El doctor Teódulo le había explicado que, si bien Criyasacti no trabajó nunca para divertir a nadie, ni empleó su raro saber como medio de granjería, a veces, en ratos de buen humor, había fabricado (encajando siempre al fin una severa lección moral) ciertos artificios que, cuando menos se pensaba, largaban un chiste. A tales artificios llamaba él en su lengua india, que era el sanscrito, o, como dicen otros, el sánscrito, cápsulas chistosas. La mejor de estas cápsulas hubiera sido la muñequita, si no se hubiese perdido.
Oigamos ahora lo que dijo el doctor Teódulo, cuando visitó a Calitea y Calitea, le dio noticia de tamaña desgracia.
Es materia muy substancial, y conviene que se oiga o se lea con atención y paciencia.
El doctor Teódulo dijo:
—Lo ocurrido me aflige extraordinariamente. Aunque me conste que nadie pudo romper, quemar o destruir la muñequita, doy por seguro que don Prudencio la ha sepultado en las entrañas de la tierra o la ha echado en el pozo, desde donde la corriente se la habrá llevado al fondo del mar. Criyasacti preveía y calculaba mucho; pero, ¿calculó y previó tu inmenso descuido y la inverosímil y atrevida simpleza de don Prudencio? Si no contó con estos datos; si, como yo me inclino a sospechar, dejó este cabo suelto, toda su previsión será inútil; su artificio maravilloso no nos servirá de nada. Acaso, por no poder cumplir el mandato imperativo de su autor, se quede la muñeca en los recónditos lugares donde ha ido a parar, sin que se desbarate ni afloje la invencible y apretada trabazón de sus moléculas hasta la consumación de los siglos. Acaso el mandato de Criyasacti y la cohesión, su efecto, tengan por término el de tu vida, y la muñequita, permaneciendo inerte y sin gracia, se deshaga y muera, ¡oh Calitea!, sólo cuando tú te mueras.

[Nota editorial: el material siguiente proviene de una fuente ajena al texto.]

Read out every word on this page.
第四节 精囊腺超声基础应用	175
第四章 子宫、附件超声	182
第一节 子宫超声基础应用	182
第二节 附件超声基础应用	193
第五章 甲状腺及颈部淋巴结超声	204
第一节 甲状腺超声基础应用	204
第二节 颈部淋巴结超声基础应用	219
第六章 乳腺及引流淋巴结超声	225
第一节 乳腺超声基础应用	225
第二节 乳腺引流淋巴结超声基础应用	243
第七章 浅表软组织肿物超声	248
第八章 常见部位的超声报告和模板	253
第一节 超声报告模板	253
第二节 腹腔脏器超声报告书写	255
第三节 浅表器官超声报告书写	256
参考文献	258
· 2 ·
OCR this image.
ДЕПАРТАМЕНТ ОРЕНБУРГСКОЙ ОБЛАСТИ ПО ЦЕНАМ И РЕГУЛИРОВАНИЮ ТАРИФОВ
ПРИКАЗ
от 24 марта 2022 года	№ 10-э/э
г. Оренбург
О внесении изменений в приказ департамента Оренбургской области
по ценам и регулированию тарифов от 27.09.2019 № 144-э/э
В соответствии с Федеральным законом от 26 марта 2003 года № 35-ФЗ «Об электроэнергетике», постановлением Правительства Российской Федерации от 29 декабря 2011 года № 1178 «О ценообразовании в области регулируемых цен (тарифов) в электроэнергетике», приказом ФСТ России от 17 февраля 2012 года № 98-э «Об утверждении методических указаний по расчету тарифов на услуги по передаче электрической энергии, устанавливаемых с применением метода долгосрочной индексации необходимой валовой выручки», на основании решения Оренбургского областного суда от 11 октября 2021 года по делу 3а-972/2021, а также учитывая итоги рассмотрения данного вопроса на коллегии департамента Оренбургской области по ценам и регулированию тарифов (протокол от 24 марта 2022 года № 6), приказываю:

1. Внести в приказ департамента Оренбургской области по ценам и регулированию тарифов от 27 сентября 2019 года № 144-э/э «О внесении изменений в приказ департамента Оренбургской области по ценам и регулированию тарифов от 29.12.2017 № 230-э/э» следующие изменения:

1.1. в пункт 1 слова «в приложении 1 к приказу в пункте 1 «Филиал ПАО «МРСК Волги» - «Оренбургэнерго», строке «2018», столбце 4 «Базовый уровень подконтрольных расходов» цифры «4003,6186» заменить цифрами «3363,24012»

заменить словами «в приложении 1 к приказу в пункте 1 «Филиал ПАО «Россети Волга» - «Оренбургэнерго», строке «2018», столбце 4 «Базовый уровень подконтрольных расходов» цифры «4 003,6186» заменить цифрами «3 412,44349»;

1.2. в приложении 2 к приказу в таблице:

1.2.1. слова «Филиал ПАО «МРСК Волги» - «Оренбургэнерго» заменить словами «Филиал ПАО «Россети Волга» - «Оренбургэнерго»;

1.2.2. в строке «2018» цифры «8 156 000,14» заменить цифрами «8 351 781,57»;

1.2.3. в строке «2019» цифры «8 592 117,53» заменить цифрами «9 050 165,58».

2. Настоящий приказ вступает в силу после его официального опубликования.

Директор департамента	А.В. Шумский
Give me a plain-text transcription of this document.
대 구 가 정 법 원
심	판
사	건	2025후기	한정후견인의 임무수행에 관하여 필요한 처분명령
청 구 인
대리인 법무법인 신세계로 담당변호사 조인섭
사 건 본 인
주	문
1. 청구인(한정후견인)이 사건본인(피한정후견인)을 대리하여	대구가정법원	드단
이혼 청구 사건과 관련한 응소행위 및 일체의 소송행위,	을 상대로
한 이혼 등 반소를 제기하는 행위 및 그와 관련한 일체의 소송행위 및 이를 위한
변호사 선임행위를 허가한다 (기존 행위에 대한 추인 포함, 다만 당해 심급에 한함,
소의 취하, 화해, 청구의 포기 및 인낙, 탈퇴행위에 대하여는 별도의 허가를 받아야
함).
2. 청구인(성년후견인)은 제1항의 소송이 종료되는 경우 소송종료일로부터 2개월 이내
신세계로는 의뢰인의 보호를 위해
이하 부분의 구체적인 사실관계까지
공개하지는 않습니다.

Acaso, por último, la muñequita dispare, un día, su chiste, sin resultado ni lucimiento, como saeta que no toca en el blanco a causa del imprevisto empujón que algún tonto o algún mal intencionado da en el brazo al hábil flechero que está haciendo la puntería. Pero, ¿qué sabemos? La ciencia de intro-inspección posee recursos que nosotros, profanos o aprendices, no alcanzamos a concebir. El que es docto en esta ciencia, allá en lo hondo de su mente ve el mundo de las ideas, del que es remedo el mundo visible, y le ve tan claro y tan sin limitación de lugar y de tiempo, que lo mismo nota lo que está en fanal cristalino que lo emparedado en espeso muro o embutido en otro cuerpo opaco; lo mismo contempla lo que se pierde o apenas se columbra en lo más remoto de los cielos, que lo que se pone encima de las narices, y lo mismo que lo presente descubre lo venidero con todas sus menudencias, porque la marcha tortuosa de los casos está señalada en su espíritu como en el mejor mapa el sesgo curso de los ríos. Al discurrir así renace mi esperanza. Nada tiene de imposible ni de sobrenatural que Criyasacti lo previese todo, incluso la tontería de don Prudencio, haciéndola entrar en sus planes.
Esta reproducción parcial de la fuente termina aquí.